Still, others expressed support for the bill but made recommendations to improve the legislation. Aaron Romano, who represented the Connecticut Criminal Defense Lawyers Associations before the Judiciary Committee, told the News that legalization would help to remedy the racial injustice induced by marijuana laws, which have been enforced unevenly across racial groups. Romano suggested that the legislation should, among other things, erase criminal records for people convicted of possessing or selling cannabis and dismiss pending charges related to cannabis offenses. Although Connecticut already decriminalized possession of small amounts of marijuana in 2011, Romano noted that many judges are still reluctant to overturn marijuana convictions.
“We need to build this into the system,” Romano said.
And Henry Talmage, executive director of the Connecticut Farm Bureau, recommended that the bill ease marijuana licensing standards to level the playing field for small farmers. According to Talmage, marijuana production has been dominated by wealthy individuals and corporations ever since the state legalized medical marijuana in 2012.

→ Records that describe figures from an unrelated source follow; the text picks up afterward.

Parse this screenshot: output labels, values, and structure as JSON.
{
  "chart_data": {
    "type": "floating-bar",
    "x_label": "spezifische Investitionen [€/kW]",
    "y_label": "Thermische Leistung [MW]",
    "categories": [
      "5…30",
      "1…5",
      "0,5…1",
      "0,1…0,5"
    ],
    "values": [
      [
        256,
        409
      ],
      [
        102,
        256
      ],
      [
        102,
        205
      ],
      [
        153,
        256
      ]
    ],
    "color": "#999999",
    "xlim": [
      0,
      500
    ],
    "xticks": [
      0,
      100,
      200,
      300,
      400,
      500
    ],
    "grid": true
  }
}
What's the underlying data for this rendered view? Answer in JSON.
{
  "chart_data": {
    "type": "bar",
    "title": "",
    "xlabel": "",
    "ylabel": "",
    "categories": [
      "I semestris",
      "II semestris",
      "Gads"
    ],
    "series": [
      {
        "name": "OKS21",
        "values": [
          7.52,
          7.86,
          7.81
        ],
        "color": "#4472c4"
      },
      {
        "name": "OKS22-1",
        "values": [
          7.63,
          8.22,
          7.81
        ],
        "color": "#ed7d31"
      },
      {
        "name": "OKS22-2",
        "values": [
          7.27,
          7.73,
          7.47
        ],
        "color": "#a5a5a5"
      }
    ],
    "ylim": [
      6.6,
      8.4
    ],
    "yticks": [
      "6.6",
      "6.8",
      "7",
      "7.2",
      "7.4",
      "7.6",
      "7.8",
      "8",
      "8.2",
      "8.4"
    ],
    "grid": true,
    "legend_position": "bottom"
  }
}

Although time is limited in this year’s legislative session and Gov. Dannel Malloy is skeptical about the idea, proponents are optimistic about their chances of success in the near future, given that 71 percent of Connecticut residents favor legalization, according to a 2017 Sacred Heart University poll.
“Almost every single Democrat running for governor supports this, and we even have Republicans who are open to this issue too,” Tracy said. “If they don’t pass it this year, I think there is a very good chance, almost inevitability, that we will pass it in the next three.”
Recreational cannabis is now legal in eight states. Only one of them, Vermont, legalized it through legislative actions.